Carnival (NYSE:CCL) Corporation, the world-renowned cruise operator, has demonstrated operational resilience despite its 80% share price drop over the past five years, influenced by factors such as the COVID-19 pandemic, inflation, and rising interest rates. The company reported a record Q3 revenue of $6.9 billion in 2023, a significant increase from $6.5 billion in 2019. According to InvestingPro data, Carnival's revenue for the last twelve months (LTM2023.Q3) was $20.04 billion, indicating a robust year-over-year growth of 108.34%.
Despite these promising figures, Carnival's balance sheet reveals a long-term debt of $29.5 billion as of August 2023. To manage its Q3 interest payments of $559 million, the company projects an adjusted EBITDA of $4.1 to $4.2 billion. Moreover, Carnival faces escalating debt maturities, rising from $2 billion in 2024 to $3.2 billion in 2026, alongside capital expenditures of $4.1 billion in 2024. This aligns with an InvestingPro Tip that Carnival operates with a significant debt burden.
While Carnival's trailing P/E multiple of 6 may seem attractive compared to the S&P 500's average of 25, closer inspection suggests the stock may not be as inexpensive as it initially appears. The company's enterprise value stands at $45.8 billion with a market capitalization of $16 billion. However, InvestingPro's real-time metrics show a different picture, with Carnival's adjusted market capitalization standing at $15.85 billion and a negative P/E ratio of -9.76.
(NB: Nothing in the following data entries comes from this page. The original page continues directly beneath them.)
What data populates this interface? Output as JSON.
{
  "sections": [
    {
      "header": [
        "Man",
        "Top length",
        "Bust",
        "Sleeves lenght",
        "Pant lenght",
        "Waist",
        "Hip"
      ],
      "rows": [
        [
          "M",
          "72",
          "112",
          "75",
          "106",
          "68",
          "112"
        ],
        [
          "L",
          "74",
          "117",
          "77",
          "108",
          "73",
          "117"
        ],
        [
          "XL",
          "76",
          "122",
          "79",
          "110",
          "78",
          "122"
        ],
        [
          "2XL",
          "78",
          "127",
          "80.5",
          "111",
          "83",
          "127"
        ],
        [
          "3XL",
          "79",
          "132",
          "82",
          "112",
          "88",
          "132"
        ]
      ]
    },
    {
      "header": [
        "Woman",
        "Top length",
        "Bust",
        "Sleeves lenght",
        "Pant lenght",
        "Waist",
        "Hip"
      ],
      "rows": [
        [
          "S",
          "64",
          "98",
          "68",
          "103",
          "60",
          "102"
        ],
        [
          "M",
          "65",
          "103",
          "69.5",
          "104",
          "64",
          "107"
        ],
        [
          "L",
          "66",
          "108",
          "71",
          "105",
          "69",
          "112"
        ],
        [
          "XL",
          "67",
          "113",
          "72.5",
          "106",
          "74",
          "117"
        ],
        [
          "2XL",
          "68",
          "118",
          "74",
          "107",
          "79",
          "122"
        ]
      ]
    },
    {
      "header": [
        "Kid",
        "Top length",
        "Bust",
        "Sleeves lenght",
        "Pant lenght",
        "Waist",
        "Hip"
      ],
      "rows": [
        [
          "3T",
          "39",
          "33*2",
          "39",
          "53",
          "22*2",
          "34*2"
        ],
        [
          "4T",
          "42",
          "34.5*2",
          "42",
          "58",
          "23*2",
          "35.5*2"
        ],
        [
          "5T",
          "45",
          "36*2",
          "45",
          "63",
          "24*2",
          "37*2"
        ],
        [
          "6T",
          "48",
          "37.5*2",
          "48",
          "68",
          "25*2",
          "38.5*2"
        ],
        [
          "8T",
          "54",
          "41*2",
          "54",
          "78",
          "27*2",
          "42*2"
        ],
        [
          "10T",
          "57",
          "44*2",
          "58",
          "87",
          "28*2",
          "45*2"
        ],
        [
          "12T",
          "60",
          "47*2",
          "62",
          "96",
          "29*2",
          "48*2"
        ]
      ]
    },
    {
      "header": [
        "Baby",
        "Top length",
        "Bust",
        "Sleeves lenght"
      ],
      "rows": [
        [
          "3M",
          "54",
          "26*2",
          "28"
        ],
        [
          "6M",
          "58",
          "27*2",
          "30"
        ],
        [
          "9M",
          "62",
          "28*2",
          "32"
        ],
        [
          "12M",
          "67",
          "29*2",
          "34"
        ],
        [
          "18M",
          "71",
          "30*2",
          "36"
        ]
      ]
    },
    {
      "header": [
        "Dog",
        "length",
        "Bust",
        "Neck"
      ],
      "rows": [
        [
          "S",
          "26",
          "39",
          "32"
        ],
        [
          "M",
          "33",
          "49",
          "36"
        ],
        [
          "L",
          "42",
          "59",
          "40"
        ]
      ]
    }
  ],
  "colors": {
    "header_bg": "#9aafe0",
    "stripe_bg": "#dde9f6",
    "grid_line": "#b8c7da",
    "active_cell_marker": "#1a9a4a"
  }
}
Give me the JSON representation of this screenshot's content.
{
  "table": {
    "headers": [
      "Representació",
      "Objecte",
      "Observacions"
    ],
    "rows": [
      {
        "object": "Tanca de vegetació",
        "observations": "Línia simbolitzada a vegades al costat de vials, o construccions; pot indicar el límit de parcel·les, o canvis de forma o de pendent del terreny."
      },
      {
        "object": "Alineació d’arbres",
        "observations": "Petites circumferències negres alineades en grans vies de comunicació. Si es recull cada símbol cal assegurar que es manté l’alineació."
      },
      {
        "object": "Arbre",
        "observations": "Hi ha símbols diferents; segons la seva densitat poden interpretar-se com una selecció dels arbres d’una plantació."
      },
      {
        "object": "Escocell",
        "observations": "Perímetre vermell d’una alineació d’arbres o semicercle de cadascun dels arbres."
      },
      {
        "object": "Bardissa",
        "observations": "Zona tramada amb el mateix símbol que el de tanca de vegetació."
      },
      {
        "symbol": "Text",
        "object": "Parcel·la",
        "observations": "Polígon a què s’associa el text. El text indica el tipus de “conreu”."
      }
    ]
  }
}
Despite Carnival's operational resurgence, analysts are recommending other stocks over Carnival Corporation due to its financial challenges. The company's future performance will likely depend on its ability to manage its debt while maintaining operational growth amidst ongoing economic uncertainties. This view is supported by an InvestingPro Tip, which states that analysts do not anticipate the company will be profitable this year.